Supply chains negatively but also positively affected
Virtually all European producers, wholesalers and retailers are experiencing a clear impact of the corona pandemic on their supply chains. For 78 percent of them, the impact is negative in the short term, but for 17 percent it is positive. Only 5 percent say they are not affected. This is according to a survey by Supply Chain Media among 143 supply chain decision-makers in Europe. These directors and managers work in all industries that produce and trade physical goods. The respondents are responsible for the supply chains in Europe or even worldwide.
The 143 respondents completed an online survey in the last week of March, in the most hectic period for their supply chains. The short survey consisted of a series of questions about the assessments made, the bottlenecks identified, the changes in supply and demand, the actions taken and the final impact on the company. Responses from some supply chain executives showed that in the heat of the moment such a survey is very valuable to see how companies react.
For European companies, the focus of the assessments carried out is mainly on the operational level. Of the assessments carried out, the risk analysis of their own operations (production, warehouse and transport) scored the highest with 94 percent. Of all respondents, 85 percent examined the operational risk of the incoming flow of raw materials and parts and 76 percent of the outgoing flow of product (deliveries).
On a tactical level, companies primarily looked at available capacity at strategic suppliers and different scenarios to match supply and demand, with 81 percent and 77 percent, respectively. A European supply chain director of a producer of flavourings and fragrances indicated that almost all customers had called in the demand for available stocks and production capacity. Executives with global responsibility for supply chains look more at the financial health of strategic suppliers than their peers responsible for Europe.
Bottlenecks in supply chains
The most important supply chain bottlenecks in the corona crisis are inbound goods flows from suppliers, lack of visibility on customer demand and outbound shipments to customers, according to 62, 60 and 50 percent of respondents respectively. Among manufacturers of consumer goods, lack of demand visibility scored the highest with 70 percent. In business-to-business, the supply of raw materials and parts is the biggest bottleneck for three quarters of companies.

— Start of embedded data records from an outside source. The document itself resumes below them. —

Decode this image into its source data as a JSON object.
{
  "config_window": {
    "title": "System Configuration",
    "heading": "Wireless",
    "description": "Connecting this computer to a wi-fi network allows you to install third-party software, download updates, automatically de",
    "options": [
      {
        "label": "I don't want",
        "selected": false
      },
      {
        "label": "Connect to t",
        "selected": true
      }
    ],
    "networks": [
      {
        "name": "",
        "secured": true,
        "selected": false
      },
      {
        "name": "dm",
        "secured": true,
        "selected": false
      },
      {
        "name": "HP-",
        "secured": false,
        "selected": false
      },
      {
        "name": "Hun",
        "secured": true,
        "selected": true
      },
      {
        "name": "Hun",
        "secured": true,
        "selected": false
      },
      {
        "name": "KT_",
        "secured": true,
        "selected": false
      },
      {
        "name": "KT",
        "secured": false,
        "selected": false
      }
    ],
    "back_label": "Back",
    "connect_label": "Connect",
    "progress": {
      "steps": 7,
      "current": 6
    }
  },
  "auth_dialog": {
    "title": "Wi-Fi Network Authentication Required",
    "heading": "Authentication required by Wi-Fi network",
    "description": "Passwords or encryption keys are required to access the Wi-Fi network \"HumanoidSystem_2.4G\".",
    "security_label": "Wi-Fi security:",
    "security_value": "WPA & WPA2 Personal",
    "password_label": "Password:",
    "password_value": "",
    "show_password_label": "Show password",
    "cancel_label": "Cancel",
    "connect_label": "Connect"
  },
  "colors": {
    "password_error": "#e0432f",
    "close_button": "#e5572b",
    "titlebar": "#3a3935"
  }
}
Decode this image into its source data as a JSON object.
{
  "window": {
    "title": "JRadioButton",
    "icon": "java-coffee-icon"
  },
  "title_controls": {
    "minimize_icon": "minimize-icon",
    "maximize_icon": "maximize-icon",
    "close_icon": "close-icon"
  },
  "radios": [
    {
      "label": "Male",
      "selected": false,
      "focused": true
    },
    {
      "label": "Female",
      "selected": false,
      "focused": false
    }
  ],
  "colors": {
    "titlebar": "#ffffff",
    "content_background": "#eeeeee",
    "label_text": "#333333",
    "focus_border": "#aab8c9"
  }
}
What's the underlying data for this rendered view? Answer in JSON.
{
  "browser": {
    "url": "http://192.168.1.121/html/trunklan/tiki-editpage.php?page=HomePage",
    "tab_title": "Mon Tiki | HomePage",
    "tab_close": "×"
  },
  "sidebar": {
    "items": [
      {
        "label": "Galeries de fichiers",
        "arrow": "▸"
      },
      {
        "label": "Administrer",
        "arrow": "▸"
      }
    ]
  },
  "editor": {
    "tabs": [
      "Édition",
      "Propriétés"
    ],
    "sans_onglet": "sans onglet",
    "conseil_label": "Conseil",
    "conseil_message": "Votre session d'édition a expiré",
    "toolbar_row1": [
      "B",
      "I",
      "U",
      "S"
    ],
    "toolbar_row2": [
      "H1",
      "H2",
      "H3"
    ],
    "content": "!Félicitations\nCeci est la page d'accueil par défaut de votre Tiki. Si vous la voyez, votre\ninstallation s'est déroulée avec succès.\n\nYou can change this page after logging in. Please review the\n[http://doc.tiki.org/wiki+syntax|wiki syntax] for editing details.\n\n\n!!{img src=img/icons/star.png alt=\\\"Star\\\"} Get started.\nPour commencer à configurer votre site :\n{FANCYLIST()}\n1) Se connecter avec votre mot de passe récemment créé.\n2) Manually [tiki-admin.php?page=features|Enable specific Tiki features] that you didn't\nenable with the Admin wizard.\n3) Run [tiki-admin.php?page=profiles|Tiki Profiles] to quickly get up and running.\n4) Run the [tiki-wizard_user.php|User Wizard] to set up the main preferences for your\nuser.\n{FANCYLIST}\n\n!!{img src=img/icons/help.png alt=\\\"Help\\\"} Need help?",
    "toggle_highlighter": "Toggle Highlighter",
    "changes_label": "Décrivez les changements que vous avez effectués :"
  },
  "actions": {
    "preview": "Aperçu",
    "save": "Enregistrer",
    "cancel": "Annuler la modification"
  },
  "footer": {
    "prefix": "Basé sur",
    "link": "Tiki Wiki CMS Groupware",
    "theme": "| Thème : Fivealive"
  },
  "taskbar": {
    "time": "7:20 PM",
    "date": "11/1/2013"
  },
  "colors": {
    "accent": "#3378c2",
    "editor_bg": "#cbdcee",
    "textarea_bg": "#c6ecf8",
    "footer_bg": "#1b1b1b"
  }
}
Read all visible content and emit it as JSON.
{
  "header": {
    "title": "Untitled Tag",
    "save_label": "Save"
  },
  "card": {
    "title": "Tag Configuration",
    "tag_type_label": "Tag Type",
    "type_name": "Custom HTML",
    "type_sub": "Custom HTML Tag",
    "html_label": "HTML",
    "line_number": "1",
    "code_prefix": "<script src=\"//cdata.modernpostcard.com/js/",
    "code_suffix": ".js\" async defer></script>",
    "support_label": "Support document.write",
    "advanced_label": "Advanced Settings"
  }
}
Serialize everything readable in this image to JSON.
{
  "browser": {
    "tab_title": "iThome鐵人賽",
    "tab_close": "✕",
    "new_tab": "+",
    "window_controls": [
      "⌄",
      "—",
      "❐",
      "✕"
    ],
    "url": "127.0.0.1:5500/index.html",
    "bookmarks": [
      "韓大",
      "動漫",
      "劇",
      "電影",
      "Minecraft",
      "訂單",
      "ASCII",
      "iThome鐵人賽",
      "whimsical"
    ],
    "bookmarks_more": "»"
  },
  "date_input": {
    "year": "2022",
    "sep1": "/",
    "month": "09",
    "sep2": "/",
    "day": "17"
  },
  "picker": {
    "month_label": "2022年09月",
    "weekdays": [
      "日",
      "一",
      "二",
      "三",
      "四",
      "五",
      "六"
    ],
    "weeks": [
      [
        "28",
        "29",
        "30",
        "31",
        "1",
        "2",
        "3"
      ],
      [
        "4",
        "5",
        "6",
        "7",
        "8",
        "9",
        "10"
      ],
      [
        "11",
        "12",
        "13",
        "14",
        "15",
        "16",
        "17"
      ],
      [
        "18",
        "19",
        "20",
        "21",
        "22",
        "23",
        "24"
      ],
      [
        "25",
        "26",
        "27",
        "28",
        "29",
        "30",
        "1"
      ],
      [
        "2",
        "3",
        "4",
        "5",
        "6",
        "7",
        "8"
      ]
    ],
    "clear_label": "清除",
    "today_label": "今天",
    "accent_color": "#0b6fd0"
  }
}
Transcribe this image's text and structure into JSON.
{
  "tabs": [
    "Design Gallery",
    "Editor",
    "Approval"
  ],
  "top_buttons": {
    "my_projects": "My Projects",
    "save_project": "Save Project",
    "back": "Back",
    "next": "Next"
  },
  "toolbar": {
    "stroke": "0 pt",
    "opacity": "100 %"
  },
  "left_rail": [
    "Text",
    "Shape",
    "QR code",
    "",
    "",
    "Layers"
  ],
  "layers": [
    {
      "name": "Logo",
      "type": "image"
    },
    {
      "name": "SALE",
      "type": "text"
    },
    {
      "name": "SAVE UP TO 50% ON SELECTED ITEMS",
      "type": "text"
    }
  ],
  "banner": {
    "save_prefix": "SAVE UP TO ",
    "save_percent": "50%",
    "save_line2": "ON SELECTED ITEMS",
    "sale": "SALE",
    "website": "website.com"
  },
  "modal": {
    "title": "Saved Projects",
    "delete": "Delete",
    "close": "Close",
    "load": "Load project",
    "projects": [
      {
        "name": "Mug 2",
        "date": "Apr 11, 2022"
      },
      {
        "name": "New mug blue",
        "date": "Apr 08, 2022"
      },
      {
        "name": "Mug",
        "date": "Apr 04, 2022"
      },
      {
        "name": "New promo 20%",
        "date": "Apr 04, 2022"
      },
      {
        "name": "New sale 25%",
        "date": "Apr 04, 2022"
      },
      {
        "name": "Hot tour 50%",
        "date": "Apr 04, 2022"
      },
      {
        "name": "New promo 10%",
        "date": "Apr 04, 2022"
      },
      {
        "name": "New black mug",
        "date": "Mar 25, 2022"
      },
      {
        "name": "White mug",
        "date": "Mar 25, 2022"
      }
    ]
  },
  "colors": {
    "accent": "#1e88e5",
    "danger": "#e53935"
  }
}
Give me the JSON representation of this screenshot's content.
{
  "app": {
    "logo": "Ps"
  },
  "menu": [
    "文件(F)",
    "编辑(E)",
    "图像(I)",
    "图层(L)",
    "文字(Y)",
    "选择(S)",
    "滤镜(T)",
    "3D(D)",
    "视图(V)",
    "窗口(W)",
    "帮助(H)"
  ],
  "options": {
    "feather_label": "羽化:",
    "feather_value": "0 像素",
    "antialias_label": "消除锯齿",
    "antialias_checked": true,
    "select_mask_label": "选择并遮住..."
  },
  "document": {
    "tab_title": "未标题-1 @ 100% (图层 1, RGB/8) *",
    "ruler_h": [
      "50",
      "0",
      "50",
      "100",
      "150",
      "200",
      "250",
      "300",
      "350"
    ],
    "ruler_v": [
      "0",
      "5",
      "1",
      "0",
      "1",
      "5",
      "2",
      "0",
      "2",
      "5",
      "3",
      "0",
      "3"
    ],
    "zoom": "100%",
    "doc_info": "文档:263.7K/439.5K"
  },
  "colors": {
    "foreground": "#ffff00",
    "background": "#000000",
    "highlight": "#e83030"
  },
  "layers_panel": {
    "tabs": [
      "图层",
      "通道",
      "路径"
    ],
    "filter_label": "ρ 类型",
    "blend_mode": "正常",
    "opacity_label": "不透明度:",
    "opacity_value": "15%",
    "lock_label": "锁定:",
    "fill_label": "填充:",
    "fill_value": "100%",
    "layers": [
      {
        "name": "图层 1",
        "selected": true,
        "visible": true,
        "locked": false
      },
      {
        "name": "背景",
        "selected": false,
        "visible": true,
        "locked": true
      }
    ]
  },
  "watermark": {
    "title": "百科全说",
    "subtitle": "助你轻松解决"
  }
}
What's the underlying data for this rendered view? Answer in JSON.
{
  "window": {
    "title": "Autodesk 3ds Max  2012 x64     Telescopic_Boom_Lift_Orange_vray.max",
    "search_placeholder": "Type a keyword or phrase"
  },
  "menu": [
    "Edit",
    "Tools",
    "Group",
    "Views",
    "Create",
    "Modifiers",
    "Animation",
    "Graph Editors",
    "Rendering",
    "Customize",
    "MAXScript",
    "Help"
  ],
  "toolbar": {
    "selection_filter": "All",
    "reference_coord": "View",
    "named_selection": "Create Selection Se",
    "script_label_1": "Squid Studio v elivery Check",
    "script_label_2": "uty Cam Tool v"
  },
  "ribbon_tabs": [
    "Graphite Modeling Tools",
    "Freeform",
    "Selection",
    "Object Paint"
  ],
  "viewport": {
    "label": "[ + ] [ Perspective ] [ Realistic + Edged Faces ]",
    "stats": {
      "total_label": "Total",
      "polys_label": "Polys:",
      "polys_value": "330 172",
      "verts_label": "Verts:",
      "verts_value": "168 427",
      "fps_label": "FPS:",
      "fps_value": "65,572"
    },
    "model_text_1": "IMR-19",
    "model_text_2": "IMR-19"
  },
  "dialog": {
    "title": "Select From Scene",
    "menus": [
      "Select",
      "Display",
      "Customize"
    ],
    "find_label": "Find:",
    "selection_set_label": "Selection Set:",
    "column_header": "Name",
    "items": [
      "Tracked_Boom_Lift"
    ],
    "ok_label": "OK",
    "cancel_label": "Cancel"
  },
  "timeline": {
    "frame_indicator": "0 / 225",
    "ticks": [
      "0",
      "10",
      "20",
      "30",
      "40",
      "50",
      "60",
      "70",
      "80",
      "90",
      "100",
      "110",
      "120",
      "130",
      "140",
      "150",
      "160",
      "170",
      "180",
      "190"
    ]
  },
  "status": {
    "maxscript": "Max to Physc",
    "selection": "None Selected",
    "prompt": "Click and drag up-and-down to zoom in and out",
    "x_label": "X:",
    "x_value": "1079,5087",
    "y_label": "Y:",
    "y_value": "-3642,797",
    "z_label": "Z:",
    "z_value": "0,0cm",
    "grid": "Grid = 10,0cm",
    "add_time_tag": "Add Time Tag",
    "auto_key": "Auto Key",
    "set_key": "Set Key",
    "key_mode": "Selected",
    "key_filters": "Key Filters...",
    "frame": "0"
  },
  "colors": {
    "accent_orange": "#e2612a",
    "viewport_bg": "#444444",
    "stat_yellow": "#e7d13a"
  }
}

Changes in customer demand since the start of the corona crisis in China have been very variable. In 58 percent of respondents, demand shows a small to extreme decline, while 30 percent experience a small to extreme increase in demand. The extreme decreases and increases in demand are mainly seen in consumer goods. The supply side of goods shows a clear decline for most companies. At 59 percent, the supply of raw materials and components fell in numbers and volume. For just over a quarter of the respondents, this supply remained stable.
A long list of possible actions taken because of the corona crisis was presented to the respondents. Three quarters of European companies have taken health measures in warehouses to prevent the internal spread of Covid-19. The next most common action is to place additional orders with suppliers, by 63 percent of the companies. Almost 60% have accelerated the strategic planning cycle (Sales & Operations Planning) from monthly to weekly or even daily. 37 percent temporarily shut down the factory to ensure employees could work more safely, as candy manufacturer Mars did in the world’s largest chocolate factory in Veghel.
Shortening and extending the payment term scored low with 10 and 17 percent respectively. Unilever is a positive exception with the announcement to pay invoices from its small and medium sized strategic suppliers as soon as possible and also to finance small retail customers, especially in the fast growing countries.